Für die klare Unterstützung des Gemeinderates dazu im Rahmen der Haushaltsplanberatungen bin ich sehr dankbar. An direkte Zuschüsse denke ich dabei nicht primär, eine solche Aufgabe könnten wir kaum objektiv lösen. Aber dass wir aktiv sind, um Lebendigkeit und Frequenz in die Stadt zu bringen, das ist für mich eine allererste Pflichtaufgabe.
Was Sie und Ihre Mitarbeiter im Rathaus seit Monaten tun, ist natürlich auch ein Stück weit klassisches Krisenmanagement. Wie zufrieden sind Sie mit Ihrem Krisenmanagement?
Ich denke, bislang ist uns das gut gelungen. Das mache ich auch daran fest, wie die Rückmeldungen ausgefallen sind oder eben nicht. In erster Linie kommen Rückmeldungen ja dann an, wenn jemand etwas kritisieren möchte. Diesbezüglich kam bei uns im Rathaus fast nichts an.
Wir haben mit allen Betroffenen aktiv kommuniziert und ich denke, wir haben dafür auch ein gutes Zeugnis erhalten. Ich hoffe und wünsche mir nun natürlich, dass uns dies so auch in den nächsten Phasen gelingen wird.
Wie zuversichtlich gehen Sie mit dem Blick auf die Corona-Krise ins neue Jahr?
Es scheint, dass wir sehr früh im neuen Jahr mit Impfen beginnen können und dann habe ich die Hoffnung, dass eine Impfbereitschaft besteht, die uns dann hilft, im kommenden Herbst nicht mehr in eine solche Situation zu geraten, wie im vergangenen Herbst. Diese Aussicht stimmt mich aktuell verhalten positiv. Die Vorstellung einer weiterhin negativ verlaufenden Entwicklung fällt mir schwerer.

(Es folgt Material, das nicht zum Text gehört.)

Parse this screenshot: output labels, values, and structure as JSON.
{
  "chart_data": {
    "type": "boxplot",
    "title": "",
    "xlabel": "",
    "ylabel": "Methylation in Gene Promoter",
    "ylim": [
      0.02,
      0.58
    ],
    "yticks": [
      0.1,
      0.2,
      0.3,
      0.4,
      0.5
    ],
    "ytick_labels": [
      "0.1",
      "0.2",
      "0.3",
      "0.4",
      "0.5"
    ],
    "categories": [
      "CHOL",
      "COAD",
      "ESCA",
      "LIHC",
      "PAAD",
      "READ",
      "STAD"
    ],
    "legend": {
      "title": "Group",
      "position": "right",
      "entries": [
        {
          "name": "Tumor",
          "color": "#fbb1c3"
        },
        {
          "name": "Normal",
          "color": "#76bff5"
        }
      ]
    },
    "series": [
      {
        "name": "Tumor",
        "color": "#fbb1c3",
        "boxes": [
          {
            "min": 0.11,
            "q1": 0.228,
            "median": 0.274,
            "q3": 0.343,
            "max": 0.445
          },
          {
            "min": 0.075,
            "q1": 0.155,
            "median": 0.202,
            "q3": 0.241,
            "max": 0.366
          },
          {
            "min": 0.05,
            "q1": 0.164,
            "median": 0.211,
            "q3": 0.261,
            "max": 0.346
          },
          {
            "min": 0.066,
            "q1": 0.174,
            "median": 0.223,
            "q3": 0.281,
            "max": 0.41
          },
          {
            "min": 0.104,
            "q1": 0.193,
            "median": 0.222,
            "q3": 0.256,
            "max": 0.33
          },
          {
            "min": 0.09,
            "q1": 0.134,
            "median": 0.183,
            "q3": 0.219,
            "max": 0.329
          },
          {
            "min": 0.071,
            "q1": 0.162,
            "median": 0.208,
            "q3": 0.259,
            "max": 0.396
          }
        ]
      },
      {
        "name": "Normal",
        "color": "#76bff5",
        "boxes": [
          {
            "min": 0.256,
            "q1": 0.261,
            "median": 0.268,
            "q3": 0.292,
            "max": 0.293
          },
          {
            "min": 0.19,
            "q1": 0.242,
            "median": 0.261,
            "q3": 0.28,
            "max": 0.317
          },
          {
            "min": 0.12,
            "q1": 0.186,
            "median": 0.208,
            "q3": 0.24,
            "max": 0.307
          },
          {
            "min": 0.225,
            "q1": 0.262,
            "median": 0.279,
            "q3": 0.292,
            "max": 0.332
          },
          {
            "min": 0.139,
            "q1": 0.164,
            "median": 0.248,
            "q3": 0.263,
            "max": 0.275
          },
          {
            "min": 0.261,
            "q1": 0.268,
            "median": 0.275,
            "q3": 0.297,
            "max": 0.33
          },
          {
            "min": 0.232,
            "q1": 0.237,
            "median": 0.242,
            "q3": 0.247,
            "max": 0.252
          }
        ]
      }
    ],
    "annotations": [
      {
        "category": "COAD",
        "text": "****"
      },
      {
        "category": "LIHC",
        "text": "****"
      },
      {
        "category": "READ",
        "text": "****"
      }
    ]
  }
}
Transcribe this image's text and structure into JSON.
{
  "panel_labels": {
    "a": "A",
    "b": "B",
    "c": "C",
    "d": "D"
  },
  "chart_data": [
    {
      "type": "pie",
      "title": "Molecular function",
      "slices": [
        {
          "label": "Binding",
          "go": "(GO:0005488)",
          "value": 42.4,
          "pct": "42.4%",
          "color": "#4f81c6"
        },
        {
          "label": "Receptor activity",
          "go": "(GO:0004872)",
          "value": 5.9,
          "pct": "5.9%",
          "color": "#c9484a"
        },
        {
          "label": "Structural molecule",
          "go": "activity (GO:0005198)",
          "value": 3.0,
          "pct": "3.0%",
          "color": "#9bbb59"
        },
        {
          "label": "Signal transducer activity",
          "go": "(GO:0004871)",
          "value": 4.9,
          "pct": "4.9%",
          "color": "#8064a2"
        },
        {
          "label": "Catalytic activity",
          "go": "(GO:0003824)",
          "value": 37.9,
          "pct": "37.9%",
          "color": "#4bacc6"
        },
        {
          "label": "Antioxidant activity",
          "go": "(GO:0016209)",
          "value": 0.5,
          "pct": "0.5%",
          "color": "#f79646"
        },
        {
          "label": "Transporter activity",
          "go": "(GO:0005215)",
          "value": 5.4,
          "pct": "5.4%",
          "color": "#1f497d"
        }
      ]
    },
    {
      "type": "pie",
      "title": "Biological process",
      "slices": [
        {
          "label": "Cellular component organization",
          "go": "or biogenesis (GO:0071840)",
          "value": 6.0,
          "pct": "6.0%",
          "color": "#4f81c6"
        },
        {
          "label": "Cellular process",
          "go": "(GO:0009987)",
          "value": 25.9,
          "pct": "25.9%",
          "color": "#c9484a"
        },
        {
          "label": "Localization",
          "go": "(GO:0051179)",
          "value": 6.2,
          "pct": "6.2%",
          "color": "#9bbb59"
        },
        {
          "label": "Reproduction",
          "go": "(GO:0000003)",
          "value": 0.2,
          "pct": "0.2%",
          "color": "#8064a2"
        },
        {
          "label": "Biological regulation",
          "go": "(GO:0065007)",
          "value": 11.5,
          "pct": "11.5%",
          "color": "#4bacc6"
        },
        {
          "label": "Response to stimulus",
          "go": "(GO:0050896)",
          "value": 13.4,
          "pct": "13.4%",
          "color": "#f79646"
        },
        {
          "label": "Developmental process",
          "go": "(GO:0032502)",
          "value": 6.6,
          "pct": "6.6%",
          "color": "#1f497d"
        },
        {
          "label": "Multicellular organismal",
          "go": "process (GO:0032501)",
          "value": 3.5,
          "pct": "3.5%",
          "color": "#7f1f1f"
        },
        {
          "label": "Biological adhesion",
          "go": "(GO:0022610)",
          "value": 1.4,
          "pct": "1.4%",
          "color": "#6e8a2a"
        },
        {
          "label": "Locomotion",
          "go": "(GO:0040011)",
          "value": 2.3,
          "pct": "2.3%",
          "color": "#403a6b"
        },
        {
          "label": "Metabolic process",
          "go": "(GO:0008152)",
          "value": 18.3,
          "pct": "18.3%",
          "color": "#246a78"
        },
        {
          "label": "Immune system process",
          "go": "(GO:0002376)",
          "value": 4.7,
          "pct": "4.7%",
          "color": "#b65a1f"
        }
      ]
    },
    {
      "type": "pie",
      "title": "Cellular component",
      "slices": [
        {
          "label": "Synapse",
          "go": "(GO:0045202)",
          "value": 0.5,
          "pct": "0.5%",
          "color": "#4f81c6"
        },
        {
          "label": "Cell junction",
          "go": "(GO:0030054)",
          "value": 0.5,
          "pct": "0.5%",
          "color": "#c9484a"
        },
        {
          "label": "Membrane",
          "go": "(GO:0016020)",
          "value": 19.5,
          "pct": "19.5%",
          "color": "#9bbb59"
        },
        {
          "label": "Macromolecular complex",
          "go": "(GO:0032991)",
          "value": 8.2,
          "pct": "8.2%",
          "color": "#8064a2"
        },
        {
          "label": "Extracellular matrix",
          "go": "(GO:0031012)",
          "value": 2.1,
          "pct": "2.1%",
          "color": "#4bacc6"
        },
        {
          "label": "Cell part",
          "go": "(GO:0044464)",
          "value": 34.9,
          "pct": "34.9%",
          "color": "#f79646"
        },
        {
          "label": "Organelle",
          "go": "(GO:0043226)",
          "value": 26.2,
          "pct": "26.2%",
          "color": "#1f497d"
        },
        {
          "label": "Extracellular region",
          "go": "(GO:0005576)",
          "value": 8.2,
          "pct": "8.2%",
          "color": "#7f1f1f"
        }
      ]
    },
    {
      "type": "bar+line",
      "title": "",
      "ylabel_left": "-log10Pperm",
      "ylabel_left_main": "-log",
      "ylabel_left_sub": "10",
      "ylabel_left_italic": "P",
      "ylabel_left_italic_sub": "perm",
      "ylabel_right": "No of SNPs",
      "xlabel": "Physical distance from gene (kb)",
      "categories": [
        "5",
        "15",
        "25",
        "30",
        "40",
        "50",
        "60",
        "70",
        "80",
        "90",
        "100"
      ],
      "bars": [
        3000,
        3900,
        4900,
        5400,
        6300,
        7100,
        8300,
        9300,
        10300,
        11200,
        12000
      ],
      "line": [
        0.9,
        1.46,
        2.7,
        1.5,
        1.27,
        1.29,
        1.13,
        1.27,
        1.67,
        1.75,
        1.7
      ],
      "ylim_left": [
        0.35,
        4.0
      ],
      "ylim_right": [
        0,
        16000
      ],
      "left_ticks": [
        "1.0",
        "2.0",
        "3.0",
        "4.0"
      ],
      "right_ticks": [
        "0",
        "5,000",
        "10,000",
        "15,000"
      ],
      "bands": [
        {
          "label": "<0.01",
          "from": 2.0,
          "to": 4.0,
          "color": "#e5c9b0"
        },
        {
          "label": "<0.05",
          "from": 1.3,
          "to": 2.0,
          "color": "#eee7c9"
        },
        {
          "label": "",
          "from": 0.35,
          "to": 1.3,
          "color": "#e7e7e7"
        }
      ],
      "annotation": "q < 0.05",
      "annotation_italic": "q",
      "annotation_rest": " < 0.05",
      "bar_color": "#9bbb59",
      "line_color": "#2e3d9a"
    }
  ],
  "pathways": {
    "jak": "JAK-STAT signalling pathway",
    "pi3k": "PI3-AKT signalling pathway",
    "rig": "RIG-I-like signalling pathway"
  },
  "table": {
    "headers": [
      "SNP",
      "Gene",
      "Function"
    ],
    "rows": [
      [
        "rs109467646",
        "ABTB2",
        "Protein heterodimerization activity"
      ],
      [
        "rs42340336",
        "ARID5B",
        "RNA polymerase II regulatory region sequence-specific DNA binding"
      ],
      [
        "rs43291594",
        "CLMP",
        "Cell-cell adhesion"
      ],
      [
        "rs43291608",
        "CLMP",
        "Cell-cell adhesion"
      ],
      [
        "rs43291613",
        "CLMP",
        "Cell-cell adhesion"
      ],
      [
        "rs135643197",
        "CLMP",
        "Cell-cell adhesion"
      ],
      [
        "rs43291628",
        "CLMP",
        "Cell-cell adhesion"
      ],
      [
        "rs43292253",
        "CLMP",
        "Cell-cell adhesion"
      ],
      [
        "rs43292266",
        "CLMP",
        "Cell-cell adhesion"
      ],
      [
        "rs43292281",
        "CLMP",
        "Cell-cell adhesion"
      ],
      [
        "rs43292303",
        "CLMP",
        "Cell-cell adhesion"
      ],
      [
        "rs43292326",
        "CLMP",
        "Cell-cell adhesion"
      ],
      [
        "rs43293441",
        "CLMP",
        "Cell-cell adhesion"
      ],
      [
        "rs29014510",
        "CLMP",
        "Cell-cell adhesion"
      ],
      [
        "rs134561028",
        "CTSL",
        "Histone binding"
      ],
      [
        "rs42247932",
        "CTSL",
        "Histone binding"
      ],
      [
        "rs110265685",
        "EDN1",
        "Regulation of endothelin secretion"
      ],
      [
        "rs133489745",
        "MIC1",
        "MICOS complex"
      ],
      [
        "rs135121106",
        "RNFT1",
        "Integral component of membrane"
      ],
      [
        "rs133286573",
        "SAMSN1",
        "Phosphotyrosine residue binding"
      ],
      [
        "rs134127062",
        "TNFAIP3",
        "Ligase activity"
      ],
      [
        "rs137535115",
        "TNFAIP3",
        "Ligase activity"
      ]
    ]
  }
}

In jedem Fall müssen wir alle miteinander gut Kraft tanken, damit wir die Krisenbewältigung weiterhin gut hinbekommen. Natürlich kann ich es nachvollziehen, wenn Leute sagen, dass ihnen allmählich die Energie und die Zuversicht verloren gehen. Es gab aber immer Zeiten, in denen Krisen die Menschheit über mehrere Jahre befasst haben und es wurden immer auch Wege aus der Krise heraus gefunden. Aus heutiger Sicht möchte ich deshalb klar die Zuversicht äußern, dass sich mit den Impfungen die Situation bis zum kommenden Herbst deutlich bessern wird.